BB's voice [from out of the smoke, coughing]: Kein Mann -- ein Mann einmal war ich. Aber -- ein Mann is kein Mann. Und einmal ist keinmal. [sighs, blowing smoke from his cigar.]

[The voices chanting from Dante gradually die down and stop during the following monologue.]

VG: "Not man," he said. Though one time he was a man. "But one man is no man," he said. And one time is no time. Strange! [pause] It was him. Or his ghost at least. The specter of the German poet and playwright Bertolt Brecht. Of all people to occupy my mind. When Dante had his mid-life crisis, he conjured up Virgil. For some reason, I got Brecht. Now I don't know how many of you know anything at all about this guy. If you've ever heard the song "Mack the Knife," you've heard his lyrics. He also wrote the "Alabama Song," the one that goes "Oh show us the way to the next whiskey bar." But he did much more. Many critics think of him as one of the greatest playwrights of all time. He was certainly one of the most controversial. For one thing, he was a dedicated Communist. He was even, at one point, hauled before the House UnAmerican Activities Committee. I won't say more about Brecht right now. We'll be getting a lecture on that topic shortly, though. Why did he appear to me? And at this time in my life? Why did I get obsessed with his poetry, his plays and his ideas? I'm not completely sure, but maybe the play we're about to see will explain at least a part of it.

[Pause]

VG: You know, when I was in high school, I wrote a song. A setting of a poem about the death of the Chinese poet Li Po. And somehow at this time it began to seem important to me, something to do with this strange, German ghost.

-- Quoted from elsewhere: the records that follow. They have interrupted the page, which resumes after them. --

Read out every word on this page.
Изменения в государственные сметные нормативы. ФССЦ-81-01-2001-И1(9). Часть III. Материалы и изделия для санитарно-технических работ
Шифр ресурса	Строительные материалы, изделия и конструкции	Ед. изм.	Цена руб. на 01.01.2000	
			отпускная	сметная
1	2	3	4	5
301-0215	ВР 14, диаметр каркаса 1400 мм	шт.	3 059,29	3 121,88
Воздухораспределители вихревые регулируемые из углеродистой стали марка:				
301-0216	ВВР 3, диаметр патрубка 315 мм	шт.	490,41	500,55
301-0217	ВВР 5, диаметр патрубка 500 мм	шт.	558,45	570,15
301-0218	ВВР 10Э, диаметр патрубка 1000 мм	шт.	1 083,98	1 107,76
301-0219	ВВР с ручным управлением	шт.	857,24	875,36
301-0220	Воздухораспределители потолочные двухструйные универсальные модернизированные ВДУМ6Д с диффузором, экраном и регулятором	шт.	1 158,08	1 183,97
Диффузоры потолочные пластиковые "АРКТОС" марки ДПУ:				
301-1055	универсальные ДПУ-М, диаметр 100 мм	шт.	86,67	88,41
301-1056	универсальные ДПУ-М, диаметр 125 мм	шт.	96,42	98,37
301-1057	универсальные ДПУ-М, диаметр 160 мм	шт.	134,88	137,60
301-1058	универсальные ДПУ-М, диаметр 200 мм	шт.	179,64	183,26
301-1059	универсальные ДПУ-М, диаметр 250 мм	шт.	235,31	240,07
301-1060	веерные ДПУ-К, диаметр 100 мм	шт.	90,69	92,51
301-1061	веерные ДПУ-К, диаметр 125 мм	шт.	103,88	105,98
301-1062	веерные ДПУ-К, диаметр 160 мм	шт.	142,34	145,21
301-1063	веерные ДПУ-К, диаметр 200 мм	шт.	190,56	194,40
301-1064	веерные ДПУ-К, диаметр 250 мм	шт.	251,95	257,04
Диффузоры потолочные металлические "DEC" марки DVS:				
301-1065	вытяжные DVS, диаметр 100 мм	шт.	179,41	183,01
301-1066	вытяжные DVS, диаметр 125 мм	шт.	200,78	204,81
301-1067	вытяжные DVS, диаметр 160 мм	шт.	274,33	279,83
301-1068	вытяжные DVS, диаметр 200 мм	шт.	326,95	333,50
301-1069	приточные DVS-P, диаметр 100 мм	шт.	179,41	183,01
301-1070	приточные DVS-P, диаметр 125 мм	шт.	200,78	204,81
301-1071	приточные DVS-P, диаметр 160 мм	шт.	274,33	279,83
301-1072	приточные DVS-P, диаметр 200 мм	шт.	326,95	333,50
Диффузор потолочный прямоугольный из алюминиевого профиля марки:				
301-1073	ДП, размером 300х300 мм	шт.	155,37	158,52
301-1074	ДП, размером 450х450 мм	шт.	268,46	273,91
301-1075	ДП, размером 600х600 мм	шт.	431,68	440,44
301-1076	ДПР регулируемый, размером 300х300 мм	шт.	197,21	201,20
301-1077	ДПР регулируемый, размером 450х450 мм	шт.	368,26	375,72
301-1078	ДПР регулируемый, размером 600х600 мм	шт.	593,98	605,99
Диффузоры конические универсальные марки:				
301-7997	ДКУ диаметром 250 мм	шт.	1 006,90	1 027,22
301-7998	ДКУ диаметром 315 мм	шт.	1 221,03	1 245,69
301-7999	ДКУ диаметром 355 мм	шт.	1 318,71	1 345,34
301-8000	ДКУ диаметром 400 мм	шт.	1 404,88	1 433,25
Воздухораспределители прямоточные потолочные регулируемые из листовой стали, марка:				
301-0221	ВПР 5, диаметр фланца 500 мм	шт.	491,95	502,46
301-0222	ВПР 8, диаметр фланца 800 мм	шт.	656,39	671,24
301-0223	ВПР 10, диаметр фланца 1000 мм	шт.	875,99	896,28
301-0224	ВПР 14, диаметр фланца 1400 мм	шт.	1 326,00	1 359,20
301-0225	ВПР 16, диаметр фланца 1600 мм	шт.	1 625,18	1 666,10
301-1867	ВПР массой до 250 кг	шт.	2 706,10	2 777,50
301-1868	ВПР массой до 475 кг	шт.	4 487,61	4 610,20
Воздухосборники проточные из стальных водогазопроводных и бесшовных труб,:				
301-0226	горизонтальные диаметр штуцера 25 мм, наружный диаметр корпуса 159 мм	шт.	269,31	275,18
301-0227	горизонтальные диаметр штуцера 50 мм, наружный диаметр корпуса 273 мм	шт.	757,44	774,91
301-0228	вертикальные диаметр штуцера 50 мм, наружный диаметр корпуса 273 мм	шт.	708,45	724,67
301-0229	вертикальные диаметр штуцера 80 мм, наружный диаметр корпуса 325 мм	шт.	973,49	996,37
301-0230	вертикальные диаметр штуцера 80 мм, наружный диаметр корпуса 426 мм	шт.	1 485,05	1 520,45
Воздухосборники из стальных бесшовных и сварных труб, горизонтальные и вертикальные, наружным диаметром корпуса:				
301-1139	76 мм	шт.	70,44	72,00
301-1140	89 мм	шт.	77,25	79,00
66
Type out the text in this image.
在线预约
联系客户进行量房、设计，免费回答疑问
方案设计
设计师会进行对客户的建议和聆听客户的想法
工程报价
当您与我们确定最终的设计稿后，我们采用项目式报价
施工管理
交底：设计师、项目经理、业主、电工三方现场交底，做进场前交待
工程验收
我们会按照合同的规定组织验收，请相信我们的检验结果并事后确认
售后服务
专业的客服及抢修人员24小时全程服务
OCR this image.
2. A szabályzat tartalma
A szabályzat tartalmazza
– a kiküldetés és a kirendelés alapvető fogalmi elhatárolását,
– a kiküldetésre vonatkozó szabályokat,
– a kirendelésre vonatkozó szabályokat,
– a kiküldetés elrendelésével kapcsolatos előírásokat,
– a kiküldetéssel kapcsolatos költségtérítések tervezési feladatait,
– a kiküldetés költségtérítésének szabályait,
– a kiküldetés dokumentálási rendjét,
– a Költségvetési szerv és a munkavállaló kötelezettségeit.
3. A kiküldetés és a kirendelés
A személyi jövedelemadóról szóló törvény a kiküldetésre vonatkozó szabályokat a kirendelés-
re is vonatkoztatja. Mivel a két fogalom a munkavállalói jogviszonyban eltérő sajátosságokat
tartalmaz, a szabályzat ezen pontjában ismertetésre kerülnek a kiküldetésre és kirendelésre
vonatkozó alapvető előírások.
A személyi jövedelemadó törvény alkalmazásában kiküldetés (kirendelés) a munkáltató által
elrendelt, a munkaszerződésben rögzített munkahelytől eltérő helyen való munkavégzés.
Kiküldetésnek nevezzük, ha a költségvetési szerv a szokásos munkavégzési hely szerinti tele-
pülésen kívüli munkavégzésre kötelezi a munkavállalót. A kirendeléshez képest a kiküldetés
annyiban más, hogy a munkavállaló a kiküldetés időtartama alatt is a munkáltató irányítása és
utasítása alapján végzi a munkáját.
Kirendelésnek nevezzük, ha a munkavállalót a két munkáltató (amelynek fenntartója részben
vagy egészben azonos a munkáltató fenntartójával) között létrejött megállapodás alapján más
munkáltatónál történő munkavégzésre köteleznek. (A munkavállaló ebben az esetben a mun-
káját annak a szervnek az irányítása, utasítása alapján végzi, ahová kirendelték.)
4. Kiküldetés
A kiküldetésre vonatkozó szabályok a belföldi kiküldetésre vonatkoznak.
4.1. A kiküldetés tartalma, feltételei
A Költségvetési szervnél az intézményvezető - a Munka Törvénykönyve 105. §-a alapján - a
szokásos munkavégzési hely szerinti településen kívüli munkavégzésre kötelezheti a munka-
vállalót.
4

BB's voice, emanating from another puff of smoke: Li Po. Jawohl! Der Tod von Li Po. Po Chu-I.

VG: [Going to a shelf, finding the manuscript, blowing off the dust.] "The Death of Li Po." By one of Brecht's favorite poets: Po Chu-i. "By the river of Tsai-Chi, there stands Li Po's mound." Hmmmm....

[The smoke spotlight moves to the piano. VG goes to the piano and sits down, then freezes in place as the scene changes to that of Act 1, Scene 1, which then follows.]